Their study also suggests that the likelihood of developing conditions like Alzheimer’s and other types of dementia may be increased by long-term exposure to pollution as well.
Around the world, the World Health Organization estimates that some 7 million people die each year as a result of polluted air. 2.2 million deaths were from stroke, 2 million from heart disease, and 1.7 million from lung diseases and cancer. 97% of the world’s cities in developing countries have poor air quality.

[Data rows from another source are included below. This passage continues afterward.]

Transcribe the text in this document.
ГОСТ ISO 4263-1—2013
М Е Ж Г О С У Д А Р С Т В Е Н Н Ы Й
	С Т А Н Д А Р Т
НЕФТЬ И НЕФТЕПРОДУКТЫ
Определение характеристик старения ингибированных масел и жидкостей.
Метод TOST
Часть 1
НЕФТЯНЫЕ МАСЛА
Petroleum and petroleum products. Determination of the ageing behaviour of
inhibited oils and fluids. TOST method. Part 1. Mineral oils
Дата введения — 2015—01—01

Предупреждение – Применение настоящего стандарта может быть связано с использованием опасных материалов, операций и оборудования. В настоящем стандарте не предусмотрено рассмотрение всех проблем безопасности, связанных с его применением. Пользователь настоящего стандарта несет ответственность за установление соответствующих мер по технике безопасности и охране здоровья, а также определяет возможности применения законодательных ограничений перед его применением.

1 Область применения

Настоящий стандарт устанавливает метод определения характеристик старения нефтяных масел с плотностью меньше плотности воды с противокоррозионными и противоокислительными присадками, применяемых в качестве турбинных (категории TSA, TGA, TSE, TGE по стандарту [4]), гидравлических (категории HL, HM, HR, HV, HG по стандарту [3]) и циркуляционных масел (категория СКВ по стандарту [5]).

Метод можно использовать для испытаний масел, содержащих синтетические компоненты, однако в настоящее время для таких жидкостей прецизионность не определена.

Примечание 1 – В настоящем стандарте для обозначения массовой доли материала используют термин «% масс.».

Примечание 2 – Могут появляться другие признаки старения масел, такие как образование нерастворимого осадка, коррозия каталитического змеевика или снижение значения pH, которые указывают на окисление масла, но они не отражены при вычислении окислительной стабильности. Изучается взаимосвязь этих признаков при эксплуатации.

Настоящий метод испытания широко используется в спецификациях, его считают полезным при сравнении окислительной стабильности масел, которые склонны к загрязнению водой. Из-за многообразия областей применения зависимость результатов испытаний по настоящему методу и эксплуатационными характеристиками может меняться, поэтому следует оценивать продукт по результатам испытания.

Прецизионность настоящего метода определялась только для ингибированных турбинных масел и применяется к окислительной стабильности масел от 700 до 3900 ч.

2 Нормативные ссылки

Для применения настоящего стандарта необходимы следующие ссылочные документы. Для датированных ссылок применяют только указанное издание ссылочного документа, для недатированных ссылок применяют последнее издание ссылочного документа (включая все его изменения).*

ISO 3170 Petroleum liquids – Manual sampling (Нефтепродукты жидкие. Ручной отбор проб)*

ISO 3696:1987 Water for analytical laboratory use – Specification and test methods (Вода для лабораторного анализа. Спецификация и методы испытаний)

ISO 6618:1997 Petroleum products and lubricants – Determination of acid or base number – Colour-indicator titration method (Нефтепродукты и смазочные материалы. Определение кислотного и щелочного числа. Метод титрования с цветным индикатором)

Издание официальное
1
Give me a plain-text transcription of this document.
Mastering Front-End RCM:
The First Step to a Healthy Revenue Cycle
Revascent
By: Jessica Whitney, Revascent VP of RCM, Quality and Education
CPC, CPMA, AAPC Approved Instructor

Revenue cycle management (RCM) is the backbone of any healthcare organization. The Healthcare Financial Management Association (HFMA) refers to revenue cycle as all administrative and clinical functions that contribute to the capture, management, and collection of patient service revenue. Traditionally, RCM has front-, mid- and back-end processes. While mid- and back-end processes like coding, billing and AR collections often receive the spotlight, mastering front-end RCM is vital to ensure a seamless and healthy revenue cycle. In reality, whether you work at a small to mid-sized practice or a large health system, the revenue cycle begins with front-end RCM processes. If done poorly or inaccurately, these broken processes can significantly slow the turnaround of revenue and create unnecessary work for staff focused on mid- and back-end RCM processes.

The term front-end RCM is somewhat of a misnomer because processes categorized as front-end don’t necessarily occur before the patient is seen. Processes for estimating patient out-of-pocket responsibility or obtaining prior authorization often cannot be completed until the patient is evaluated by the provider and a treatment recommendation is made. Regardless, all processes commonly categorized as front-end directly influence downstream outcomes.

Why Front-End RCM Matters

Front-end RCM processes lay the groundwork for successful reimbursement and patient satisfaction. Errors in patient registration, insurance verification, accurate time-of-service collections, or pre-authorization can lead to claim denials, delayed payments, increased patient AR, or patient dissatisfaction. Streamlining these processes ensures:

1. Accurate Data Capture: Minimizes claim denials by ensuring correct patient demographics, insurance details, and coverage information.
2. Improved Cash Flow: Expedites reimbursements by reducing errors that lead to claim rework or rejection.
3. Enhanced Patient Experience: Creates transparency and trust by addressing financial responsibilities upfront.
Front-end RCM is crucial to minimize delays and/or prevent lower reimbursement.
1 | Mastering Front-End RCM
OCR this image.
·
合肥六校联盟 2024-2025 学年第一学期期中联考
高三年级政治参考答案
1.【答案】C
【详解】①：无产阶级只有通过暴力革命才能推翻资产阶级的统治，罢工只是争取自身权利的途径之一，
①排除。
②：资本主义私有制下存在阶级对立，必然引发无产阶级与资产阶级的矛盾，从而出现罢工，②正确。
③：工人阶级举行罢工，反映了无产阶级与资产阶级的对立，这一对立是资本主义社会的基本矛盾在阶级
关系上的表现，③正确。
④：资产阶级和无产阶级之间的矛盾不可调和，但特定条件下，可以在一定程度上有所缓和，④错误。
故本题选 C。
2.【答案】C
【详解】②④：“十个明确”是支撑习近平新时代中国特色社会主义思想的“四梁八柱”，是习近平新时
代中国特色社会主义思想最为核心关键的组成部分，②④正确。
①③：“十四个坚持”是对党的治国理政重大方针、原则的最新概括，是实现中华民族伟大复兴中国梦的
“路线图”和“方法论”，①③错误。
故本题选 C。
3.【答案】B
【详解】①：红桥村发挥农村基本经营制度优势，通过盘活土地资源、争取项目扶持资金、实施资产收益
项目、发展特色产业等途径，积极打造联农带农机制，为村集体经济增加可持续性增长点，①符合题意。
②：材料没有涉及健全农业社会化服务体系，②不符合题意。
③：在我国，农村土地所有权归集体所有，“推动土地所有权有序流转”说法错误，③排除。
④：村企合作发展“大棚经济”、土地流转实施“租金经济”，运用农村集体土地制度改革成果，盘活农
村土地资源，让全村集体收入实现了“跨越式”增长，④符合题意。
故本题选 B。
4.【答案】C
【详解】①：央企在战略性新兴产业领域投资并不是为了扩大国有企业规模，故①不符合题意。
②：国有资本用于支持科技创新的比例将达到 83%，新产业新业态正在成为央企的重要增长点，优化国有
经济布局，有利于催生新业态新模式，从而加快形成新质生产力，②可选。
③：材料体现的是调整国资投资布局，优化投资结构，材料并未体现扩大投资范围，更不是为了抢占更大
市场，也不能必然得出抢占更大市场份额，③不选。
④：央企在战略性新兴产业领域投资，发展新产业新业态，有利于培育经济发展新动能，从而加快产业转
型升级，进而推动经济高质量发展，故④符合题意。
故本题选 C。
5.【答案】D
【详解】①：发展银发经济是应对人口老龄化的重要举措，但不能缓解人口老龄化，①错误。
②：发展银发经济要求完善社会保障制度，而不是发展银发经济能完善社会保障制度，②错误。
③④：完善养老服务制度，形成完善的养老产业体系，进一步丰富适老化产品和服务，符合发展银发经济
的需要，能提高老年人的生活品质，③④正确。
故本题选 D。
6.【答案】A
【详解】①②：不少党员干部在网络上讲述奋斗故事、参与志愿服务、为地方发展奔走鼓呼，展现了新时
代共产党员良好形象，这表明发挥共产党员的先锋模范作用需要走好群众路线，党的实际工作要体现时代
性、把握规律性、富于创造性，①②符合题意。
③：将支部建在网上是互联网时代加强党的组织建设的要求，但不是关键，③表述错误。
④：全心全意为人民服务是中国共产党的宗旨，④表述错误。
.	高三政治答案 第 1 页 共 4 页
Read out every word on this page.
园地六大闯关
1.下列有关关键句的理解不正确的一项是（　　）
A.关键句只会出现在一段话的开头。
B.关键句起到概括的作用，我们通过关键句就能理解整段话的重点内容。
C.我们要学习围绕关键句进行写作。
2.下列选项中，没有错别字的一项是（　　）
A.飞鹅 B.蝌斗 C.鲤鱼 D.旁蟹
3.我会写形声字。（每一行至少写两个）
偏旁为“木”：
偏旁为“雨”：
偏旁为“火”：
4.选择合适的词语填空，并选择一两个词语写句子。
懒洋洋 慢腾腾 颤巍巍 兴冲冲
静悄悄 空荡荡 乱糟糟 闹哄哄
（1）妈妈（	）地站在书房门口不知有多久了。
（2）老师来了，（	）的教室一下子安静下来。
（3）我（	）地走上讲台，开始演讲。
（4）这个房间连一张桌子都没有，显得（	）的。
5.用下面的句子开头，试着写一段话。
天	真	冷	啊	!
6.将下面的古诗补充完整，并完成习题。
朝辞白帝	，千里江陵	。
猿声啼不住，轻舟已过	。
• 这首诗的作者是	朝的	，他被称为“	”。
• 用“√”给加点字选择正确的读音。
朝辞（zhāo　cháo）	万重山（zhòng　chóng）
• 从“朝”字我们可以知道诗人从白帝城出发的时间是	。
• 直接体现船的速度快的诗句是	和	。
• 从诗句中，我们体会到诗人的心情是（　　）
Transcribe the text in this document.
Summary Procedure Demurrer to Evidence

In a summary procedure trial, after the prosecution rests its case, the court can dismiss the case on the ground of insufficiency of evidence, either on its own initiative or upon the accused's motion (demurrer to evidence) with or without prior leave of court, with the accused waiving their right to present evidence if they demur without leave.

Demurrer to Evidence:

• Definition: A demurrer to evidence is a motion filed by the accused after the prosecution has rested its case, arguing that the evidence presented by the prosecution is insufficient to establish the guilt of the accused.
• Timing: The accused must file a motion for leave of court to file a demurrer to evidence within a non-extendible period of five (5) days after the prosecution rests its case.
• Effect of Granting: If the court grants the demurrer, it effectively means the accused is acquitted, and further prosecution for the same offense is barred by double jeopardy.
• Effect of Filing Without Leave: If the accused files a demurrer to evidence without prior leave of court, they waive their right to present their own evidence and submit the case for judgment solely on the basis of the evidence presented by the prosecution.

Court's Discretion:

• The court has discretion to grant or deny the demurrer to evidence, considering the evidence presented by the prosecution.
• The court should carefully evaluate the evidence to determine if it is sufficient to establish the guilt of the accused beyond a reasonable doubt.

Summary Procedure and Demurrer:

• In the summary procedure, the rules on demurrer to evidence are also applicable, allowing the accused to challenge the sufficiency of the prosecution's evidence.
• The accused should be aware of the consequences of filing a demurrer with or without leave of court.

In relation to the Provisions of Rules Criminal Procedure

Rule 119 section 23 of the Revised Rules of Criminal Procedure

As many as 95% of the population of developing countries breathes unsafe air.
“Air pollution is a significant threat to public health and this study highlights the negative effect that such pollution may have on the ageing brain,” said Soraya Smaoun, Air Quality Coordinator at UN Environment in a press release.
“A better understanding of the critical links between air pollution and health for policies and investments supporting cleaner transport and power generation, as well as energy-efficient housing and municipal waste management can reduce key sources of outdoor air pollution.”
The researchers hope that their findings will help compell China to enact similar air quality standards as are found in the United States.
“Cutting annual mean concentration of particulate matter smaller than 10 μm (PM10) in China to the Environmental Protection Agency’s standard (50 μg/m3) would move people from the median to the 63rd percentile (verbal test scores) and the 58th percentile (math test scores), respectively.”